Gardening is a great workout for the whole body, which is excellent news if the thought of daily gym sessions and frequent pavement-pounding doesn’t appeal.
Depending on the nature of the activity and how it’s carried out, gardening as an exercise is rated at moderate to strenuous. Like most exercise-types, the benefits are most keenly felt if you do at least 30 minutes at a time, a few days each week. You can spread the half-hour across the day, with experts recommending each session lasts for a minimum of eight minutes.
The post-gardening muscle tiredness we’ve all felt just goes to show what a great workout maintaining your outdoor space can be! Arms, legs, back, shoulders, neck, buttocks, stomach and core are all put to use when gardening. Regular gardening also helps to improve muscle tone.
With all the bending, stretching and twisting involved, gardening can have a yoga-like effect on the body. These movements work on your balance and flexibility; and all the lifting and carrying required will have a marked impact on the strength and robustness of your bones and joints. Simply being outside will also ensure you get a good dose of essential Vitamin D.
The strenuousness of gardening works to get the heart pumping, which in turn improves circulation and contributes hugely to your stamina and endurance-levels.

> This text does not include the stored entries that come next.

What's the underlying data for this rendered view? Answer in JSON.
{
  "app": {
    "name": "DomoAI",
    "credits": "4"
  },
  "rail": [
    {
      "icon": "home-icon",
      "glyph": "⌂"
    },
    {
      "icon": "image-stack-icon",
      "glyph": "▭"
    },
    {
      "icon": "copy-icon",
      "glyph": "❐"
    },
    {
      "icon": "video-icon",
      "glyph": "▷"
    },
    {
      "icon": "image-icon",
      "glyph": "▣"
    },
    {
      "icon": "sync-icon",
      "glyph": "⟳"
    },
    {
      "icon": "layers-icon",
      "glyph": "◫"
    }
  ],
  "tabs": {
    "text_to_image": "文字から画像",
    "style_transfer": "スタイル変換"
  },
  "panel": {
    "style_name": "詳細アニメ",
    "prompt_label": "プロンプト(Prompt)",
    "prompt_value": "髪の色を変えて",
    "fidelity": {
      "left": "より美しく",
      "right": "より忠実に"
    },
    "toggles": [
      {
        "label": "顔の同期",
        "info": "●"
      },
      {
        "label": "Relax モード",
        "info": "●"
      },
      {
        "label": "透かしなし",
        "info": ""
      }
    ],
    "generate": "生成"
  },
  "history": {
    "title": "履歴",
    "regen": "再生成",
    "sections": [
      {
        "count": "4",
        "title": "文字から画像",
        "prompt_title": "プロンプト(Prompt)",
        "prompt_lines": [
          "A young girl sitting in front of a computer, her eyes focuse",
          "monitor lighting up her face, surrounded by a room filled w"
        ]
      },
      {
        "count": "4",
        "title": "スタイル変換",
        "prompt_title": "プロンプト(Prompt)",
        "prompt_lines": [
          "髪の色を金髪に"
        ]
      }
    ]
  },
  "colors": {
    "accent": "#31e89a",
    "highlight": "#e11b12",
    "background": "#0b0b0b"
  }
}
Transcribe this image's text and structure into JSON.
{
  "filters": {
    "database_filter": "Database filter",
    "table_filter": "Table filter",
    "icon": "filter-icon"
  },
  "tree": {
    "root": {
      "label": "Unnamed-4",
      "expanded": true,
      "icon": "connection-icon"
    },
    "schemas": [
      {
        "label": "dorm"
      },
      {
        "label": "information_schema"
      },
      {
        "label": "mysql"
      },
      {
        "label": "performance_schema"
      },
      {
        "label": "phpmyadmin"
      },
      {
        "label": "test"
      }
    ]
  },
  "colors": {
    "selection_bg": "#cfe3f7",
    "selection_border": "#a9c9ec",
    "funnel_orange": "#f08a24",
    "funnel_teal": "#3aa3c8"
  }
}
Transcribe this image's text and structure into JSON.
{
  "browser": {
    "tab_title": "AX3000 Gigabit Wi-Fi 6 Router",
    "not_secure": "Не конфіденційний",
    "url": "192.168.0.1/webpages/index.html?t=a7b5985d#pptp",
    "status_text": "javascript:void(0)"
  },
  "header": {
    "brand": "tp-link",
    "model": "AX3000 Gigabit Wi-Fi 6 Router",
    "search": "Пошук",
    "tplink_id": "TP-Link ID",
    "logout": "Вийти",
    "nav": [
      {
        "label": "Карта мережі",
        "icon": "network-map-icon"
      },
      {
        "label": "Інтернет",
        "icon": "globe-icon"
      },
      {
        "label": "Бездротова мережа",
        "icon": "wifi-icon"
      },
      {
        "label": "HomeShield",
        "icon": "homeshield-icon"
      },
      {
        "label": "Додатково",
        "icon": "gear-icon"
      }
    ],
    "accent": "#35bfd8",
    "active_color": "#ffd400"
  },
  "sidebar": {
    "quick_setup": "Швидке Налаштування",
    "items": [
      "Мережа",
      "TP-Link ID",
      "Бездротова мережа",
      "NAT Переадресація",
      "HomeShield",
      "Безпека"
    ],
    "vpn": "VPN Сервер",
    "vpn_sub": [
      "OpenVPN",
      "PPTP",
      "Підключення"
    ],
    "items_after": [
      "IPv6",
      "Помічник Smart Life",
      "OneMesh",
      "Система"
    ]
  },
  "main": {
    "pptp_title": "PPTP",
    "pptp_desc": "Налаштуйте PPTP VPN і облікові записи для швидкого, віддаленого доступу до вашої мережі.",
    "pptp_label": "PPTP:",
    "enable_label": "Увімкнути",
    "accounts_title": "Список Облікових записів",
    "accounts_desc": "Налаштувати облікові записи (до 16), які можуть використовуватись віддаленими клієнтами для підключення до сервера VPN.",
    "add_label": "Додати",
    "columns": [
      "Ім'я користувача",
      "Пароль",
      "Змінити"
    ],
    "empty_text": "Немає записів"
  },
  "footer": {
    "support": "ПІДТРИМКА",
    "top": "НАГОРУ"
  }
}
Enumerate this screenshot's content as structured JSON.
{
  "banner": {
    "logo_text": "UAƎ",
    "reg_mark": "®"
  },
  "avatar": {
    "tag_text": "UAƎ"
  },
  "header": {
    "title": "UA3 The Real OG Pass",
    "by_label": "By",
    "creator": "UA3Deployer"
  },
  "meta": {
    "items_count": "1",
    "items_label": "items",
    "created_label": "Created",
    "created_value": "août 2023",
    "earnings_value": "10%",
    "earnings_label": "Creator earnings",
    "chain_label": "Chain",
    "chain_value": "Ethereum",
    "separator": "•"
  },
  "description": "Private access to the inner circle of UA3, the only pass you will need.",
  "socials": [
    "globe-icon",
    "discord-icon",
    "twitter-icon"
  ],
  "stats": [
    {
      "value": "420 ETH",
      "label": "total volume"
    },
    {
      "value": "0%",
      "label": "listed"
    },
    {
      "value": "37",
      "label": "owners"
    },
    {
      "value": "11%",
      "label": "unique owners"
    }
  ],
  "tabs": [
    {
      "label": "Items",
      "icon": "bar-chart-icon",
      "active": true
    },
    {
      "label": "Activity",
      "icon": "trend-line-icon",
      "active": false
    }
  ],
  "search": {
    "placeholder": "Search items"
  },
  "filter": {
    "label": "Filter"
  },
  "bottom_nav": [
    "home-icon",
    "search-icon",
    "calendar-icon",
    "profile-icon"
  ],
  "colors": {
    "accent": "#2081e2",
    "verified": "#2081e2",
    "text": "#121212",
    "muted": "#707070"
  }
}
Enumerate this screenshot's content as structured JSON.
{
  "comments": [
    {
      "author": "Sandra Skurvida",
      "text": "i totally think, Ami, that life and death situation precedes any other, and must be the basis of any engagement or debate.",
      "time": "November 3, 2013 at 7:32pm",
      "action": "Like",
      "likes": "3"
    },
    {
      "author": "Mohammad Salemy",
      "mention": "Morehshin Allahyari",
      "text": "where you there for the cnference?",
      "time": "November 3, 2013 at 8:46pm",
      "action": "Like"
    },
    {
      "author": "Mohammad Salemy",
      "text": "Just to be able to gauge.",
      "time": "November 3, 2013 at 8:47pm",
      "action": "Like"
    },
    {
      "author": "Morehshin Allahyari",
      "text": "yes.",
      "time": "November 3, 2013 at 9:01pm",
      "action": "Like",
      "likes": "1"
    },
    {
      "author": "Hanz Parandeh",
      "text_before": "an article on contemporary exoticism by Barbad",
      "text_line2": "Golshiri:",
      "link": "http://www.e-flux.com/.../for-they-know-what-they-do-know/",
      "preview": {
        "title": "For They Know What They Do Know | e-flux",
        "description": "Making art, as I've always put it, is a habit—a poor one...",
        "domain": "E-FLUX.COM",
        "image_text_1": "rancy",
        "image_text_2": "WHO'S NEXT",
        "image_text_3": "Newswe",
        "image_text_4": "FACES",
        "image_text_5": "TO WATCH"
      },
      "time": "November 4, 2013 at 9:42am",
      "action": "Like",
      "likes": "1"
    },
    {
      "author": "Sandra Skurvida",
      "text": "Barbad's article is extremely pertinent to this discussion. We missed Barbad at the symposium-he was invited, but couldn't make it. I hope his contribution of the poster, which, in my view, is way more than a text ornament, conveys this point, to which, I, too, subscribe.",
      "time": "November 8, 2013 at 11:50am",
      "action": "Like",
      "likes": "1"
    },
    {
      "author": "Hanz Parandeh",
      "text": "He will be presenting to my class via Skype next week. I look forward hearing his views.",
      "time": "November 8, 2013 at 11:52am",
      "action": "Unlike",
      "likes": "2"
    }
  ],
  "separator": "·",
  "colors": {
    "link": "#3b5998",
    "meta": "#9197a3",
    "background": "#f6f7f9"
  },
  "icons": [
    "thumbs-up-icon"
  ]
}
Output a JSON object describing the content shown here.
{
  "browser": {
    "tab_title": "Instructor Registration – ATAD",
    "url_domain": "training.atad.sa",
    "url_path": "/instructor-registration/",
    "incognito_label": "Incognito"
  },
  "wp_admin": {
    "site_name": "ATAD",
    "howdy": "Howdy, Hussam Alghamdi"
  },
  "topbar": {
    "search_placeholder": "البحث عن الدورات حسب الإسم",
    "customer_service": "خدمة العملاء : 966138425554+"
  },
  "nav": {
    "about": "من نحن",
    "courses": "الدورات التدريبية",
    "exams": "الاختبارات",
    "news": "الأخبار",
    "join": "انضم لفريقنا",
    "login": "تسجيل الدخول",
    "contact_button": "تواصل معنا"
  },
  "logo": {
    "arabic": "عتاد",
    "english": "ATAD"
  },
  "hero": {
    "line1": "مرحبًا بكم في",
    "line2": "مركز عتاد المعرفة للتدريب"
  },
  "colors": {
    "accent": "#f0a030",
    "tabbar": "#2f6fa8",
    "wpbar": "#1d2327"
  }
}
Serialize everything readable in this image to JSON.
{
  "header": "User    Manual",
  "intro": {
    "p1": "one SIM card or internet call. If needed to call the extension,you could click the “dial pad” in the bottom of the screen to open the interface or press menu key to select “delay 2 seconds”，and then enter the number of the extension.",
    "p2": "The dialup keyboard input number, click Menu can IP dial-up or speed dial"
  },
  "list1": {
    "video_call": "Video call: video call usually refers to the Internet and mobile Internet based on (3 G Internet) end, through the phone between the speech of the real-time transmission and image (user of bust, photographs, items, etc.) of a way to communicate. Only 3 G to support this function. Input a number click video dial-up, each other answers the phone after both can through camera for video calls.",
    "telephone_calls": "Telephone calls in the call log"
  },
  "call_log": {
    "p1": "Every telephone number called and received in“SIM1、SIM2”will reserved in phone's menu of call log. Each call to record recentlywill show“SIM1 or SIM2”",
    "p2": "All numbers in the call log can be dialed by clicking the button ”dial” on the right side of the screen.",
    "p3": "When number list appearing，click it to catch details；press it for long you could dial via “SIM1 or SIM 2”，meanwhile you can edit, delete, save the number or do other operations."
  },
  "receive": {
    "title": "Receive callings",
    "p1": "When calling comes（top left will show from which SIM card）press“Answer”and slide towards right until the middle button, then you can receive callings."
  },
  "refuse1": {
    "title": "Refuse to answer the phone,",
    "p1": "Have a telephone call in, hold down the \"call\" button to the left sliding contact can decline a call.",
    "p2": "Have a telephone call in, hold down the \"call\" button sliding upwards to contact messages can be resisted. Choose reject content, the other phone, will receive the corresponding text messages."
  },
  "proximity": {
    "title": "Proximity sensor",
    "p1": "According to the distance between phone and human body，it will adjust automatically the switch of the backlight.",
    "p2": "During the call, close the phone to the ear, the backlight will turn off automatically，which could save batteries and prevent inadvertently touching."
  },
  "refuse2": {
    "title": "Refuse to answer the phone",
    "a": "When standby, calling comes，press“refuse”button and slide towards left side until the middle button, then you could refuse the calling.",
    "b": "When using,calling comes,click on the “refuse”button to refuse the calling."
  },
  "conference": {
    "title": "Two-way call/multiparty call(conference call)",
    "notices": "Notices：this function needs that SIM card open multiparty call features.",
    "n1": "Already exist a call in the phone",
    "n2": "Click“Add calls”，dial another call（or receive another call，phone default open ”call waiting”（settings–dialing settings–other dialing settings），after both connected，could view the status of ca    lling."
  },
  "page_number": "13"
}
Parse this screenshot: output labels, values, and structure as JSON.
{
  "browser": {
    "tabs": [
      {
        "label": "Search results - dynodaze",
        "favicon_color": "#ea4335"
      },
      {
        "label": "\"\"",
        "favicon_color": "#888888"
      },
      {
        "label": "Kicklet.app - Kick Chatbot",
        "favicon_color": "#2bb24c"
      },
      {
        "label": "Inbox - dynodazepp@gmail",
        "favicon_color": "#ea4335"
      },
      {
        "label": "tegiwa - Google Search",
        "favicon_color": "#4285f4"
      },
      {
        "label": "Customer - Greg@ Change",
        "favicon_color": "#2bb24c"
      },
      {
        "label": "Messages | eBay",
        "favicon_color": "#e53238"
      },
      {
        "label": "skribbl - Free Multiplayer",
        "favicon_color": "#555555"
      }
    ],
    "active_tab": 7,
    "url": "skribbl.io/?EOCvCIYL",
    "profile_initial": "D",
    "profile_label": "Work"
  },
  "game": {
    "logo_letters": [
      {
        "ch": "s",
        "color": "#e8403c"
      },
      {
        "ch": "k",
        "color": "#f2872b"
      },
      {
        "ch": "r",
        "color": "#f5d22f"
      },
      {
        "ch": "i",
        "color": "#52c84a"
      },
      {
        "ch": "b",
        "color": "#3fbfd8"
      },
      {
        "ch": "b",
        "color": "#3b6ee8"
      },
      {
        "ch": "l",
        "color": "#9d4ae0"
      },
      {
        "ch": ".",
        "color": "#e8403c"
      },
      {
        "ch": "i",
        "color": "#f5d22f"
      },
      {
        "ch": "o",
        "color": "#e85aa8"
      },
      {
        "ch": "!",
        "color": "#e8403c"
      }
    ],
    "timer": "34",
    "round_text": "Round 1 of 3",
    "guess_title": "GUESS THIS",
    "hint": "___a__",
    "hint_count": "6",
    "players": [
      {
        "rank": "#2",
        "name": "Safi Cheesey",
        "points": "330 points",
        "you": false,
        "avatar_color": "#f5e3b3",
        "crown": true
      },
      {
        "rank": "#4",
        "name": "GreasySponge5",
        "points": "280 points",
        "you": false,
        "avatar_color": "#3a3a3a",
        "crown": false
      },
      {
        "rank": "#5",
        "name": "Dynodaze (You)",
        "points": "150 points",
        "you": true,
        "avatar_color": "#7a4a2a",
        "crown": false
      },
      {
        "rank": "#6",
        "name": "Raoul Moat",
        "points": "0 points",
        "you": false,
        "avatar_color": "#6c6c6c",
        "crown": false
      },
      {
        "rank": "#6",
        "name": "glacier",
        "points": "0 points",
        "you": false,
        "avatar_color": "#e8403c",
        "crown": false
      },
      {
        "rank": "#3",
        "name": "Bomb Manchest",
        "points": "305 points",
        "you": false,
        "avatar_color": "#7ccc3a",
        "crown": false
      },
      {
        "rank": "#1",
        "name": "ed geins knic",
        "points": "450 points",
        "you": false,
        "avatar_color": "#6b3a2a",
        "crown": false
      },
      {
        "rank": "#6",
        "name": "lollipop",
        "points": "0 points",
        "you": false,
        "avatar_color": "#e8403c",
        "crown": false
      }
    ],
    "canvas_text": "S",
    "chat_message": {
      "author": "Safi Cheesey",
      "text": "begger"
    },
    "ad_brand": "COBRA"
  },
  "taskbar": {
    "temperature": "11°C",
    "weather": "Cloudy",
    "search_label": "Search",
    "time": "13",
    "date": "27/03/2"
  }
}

If you feel even slightly out of breath, you know your cardiovascular system is getting a good workout.
Getting some fresh, oxygen-rich air into the lungs works wonders for the body, boosting vitality and optimising respiratory efficiency.
A 30-minute gardening session typically burns between 150 and 200 calories. Mowing the lawn and digging-over flowerbeds and veg plots are particularly good in terms of exercise – just half-an-hour spent mowing can cause men to burn well over 200 calories. Of course, that’s with a walk-behind machine, not a ride-on!
Incontrovertible proof of gardening’s effectiveness in terms of achieving all-round fitness. Just one note of caution though – try not to overdo it. Make sure you lift and bend properly; and if you feel any pain that goes beyond slightly achy muscles, you should reassure yourself by seeking advice from a medical professional.